Let $M=(M_i)_{i \in \mathbb{Z}}$ a martingale with respect to natural filtration $\mathcal{F}_{i}=\sigma(M_j; j \leq i)$. Defines $X_{i}=M_{i}-M_{i-1}$ and, for fixed $n \in \mathbb{N}$,
\begin{equation*} Z_i=X_i{1}_{\{|X_i| > n^{1/3}\}}- \mathbb{E}\left[X_i {1}_{\{|X_i|> n^{1/3}\}}\mid \mathcal{F}_{i-1} \right]. \end{equation*} I need to show that
\begin{equation*} \mathbb{E}\left[Z_{i}^{2}\right] = \mathbb{E}\left[ X_i^{2}{1}_{\{|X_i| > n^{1/3}\}}\right]- \mathbb{E}\left[\left[\mathbb{E}\left[X_i {1}_{\{|X_i|\leq n^{1/3}\}}\mid \mathcal{F}_{i-1}\right] \right]^2\right]. \end{equation*}
$\textit{My idea:}$ Writing $A=\{|X_i|> n^{1/3}\}$ to simplify, we have
\begin{equation} \mathbb{E}\left[Z_{i}^{2}\right] = \mathbb{E}\left[ X_i^{2}{1}_{A}\right]-2\mathbb{E}\left[X_i 1_{A}\mathbb{E}\left[X_i {1}_{A}\mid \mathcal{F}_{i-1}\right]\right]+ \mathbb{E}\left[\left[\mathbb{E}\left[X_i {1}_{A}\mid \mathcal{F}_{i-1}\right] \right]^2\right]. \end{equation}
To conclude the exercise I need to show that
\begin{equation} -2\mathbb{E}\left[X_i 1_{A}\mathbb{E}\left[X_i {1}_{A}\mid \mathcal{F}_{i-1}\right]\right]+ \mathbb{E}\left[\left[\mathbb{E}\left[X_i {1}_{A}\mid \mathcal{F}_{i-1}\right] \right]^2\right] = - \mathbb{E}\left[\left[\mathbb{E}\left[X_i {1}_{A}\mid \mathcal{F}_{i-1}\right] \right]^2\right]. \end{equation}
But, for any event $A$, we have
\begin{equation} \mathbb{E}\left[X_i {1}_{A}| \mathcal{F}_{i-1}\right]=\mathbb{E}\left[X_i\mid \mathcal{F}_{i-1}\right]-\mathbb{E}\left[X_i {1}_{A^c}\mid \mathcal{F}_{i-1}\right] = - \mathbb{E}\left[X_i {1}_{A^c}\mid \mathcal{F}_{i-1}\right], \end{equation}
since $=\mathbb{E}\left[X_i\mid \mathcal{F}_{i-1}\right] =\mathbb{E}\left[M_{i}-M_{i-1}\mid \mathcal{F}_{i-1}\right]= M_{i-1} -M_{i-1}=0$, because $M$ is a martingale. Combining the last two equations, we should have
\begin{equation} \mathbb{E}\left[X_i 1_{A}\mathbb{E}\left[X_i {1}_{A}\mid \mathcal{F}_{i-1}\right]\right]= \mathbb{E}\left[\left[\mathbb{E}\left[X_i {1}_{A}\mid \mathcal{F}_{i-1}\right] \right]^2\right]. \end{equation}
Why is this true?
Thank you for your attention.
For any integrable r.v. $Y$ and any sub-sigma algebra $\mathcal G$ we have $E[YE(Y|\mathcal G)]=E[E[YE(Y|\mathcal G)]|\mathcal G]=E[E[Y|\mathcal G]E[Y|\mathcal G)]=E[(E(Y|\mathcal G)^{2}]$.

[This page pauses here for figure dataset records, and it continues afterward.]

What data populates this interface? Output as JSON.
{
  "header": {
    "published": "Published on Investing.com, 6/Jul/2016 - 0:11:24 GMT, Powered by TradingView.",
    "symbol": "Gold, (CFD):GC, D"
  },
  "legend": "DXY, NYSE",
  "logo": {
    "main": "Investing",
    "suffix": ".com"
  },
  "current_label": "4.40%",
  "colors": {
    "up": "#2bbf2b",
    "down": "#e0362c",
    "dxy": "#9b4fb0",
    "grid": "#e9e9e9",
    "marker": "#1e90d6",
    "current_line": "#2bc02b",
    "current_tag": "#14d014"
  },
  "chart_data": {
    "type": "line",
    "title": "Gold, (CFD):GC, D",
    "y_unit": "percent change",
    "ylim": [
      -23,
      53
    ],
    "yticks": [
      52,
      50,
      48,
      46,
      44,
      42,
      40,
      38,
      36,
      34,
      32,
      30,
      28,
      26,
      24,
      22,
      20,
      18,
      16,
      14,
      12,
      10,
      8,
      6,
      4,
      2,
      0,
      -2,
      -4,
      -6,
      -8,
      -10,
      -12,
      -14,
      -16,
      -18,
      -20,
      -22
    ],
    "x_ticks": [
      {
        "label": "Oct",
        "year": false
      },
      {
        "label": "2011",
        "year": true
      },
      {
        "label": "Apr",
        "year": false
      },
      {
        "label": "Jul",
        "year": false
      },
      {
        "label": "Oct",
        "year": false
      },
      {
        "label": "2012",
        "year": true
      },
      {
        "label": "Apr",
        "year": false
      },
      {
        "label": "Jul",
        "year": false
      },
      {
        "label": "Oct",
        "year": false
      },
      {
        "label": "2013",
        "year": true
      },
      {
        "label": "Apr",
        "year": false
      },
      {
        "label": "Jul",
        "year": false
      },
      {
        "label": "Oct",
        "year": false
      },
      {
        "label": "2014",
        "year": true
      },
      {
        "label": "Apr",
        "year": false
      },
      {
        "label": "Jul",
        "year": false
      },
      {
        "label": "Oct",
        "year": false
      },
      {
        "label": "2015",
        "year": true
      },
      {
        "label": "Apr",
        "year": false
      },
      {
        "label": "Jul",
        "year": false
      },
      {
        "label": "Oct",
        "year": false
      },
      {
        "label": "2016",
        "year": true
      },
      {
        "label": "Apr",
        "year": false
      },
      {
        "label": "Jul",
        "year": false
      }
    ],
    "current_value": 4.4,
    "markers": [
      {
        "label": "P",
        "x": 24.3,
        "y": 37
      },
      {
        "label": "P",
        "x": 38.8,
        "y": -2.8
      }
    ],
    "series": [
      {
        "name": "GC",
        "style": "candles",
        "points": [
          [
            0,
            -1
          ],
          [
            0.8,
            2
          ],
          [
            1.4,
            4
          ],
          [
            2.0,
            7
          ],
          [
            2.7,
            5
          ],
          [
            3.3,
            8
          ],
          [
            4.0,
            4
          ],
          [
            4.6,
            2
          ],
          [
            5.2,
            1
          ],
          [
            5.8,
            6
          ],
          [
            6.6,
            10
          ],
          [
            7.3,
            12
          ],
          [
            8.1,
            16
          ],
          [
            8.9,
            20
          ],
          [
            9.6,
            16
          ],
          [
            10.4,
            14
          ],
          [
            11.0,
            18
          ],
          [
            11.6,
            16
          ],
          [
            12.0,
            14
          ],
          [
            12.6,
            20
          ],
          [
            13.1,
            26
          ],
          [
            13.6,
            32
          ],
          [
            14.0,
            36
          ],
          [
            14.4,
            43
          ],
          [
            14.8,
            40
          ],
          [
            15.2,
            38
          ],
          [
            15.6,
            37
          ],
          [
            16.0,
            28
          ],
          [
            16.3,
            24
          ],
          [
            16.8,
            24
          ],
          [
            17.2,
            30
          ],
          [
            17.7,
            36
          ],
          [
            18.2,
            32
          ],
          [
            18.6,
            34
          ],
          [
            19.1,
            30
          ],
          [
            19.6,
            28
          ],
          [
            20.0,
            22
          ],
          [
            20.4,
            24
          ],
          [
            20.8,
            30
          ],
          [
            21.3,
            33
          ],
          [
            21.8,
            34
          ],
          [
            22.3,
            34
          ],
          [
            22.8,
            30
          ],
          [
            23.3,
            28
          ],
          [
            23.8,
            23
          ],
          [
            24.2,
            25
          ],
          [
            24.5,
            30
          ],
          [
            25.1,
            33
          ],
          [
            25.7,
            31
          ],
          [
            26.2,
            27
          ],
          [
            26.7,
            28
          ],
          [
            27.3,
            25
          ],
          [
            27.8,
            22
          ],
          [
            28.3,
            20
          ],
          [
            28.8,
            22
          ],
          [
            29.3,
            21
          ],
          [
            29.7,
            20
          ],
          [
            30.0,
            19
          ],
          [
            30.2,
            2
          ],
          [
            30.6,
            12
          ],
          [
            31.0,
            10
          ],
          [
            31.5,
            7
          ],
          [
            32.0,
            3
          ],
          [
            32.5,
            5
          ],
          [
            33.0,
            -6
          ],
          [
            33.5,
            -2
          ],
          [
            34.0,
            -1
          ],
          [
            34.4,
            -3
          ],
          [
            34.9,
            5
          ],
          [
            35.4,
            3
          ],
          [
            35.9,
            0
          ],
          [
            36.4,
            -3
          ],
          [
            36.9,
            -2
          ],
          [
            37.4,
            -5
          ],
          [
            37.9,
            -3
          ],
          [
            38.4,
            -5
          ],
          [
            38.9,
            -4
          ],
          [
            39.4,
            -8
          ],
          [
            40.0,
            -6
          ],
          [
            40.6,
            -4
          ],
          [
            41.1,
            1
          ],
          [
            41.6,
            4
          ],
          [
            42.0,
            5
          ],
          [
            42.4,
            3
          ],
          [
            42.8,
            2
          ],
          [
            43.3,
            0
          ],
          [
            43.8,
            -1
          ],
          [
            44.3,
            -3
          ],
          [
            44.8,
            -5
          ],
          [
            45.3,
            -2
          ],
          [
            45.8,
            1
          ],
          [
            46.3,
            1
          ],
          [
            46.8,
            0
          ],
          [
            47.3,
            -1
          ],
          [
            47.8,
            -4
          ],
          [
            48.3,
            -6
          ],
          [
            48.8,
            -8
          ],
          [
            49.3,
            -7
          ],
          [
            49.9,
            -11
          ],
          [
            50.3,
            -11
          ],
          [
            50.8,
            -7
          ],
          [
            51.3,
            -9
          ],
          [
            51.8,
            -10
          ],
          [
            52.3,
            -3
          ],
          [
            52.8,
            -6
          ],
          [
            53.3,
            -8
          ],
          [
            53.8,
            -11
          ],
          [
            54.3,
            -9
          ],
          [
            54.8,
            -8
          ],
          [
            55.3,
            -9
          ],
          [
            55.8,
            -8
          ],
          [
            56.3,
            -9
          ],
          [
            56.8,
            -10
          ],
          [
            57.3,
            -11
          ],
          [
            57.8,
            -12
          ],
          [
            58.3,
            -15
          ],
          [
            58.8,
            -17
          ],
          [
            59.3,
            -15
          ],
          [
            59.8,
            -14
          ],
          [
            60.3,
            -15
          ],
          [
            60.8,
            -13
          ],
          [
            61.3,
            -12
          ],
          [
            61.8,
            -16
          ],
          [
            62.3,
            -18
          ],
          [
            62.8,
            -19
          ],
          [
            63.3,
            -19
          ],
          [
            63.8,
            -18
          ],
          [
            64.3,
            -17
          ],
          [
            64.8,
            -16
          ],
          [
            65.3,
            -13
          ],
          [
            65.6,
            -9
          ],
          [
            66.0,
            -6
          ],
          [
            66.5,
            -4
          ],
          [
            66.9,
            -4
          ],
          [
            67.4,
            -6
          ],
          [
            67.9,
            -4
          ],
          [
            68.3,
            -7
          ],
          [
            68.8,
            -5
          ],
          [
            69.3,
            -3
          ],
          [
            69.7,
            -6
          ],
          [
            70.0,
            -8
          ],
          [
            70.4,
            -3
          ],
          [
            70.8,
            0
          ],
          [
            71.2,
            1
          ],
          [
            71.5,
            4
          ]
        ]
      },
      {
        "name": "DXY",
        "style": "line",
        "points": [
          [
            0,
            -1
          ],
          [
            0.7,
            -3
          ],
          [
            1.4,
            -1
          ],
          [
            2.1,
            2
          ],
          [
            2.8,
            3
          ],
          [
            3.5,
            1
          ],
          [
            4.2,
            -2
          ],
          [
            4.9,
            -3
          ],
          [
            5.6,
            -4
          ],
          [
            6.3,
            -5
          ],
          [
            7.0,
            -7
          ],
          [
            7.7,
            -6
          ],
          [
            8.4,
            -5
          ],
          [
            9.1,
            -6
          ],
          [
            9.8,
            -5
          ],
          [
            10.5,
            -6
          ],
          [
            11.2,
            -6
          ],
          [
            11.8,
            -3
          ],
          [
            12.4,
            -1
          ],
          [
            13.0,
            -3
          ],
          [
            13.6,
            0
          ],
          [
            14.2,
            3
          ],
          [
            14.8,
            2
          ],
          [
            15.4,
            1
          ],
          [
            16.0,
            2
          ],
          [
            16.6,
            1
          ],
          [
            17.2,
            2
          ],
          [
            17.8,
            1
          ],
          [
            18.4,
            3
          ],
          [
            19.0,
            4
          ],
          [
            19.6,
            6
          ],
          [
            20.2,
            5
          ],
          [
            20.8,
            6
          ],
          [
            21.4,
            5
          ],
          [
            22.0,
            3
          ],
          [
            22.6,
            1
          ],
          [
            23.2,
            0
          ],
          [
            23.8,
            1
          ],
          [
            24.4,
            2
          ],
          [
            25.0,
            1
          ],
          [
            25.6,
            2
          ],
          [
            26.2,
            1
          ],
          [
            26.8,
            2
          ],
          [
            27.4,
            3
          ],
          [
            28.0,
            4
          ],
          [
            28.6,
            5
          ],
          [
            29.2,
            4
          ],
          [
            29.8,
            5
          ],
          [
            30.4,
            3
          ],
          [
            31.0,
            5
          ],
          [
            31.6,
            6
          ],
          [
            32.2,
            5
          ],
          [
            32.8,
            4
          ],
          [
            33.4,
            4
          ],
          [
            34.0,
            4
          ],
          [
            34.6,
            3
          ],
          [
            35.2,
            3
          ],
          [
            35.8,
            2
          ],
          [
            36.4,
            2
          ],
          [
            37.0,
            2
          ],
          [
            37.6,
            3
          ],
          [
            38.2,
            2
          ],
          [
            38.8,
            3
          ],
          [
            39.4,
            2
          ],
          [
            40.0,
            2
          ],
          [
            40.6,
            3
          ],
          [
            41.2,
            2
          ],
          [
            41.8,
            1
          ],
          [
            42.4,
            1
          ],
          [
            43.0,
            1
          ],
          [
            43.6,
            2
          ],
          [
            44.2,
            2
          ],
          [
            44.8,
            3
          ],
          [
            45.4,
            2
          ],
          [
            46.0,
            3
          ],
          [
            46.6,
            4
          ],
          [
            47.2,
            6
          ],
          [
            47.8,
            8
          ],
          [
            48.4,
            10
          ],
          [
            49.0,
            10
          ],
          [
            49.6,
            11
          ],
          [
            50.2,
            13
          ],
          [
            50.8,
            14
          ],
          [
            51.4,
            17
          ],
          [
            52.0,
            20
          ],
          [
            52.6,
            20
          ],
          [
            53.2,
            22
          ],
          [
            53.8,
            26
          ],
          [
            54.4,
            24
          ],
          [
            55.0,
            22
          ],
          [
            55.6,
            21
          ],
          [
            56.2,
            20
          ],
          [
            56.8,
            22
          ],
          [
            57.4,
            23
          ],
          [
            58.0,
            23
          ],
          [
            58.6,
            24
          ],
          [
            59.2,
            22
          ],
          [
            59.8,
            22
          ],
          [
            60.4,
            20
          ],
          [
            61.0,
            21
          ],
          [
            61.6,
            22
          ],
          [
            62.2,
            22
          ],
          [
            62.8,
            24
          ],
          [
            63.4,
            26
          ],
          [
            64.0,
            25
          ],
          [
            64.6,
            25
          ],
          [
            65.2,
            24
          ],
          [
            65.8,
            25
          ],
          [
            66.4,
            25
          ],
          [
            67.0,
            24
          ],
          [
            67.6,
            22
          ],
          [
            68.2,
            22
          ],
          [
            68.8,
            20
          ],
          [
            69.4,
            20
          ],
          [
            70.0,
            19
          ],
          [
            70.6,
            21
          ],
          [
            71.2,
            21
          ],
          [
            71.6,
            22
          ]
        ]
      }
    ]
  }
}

In the first step I used towering property of conditional expectation. In the second step I used the fact that $E[Y|\mathcal G]$ is already $\mathcal G$-measurable so it can be pulled out of the conditional expectation.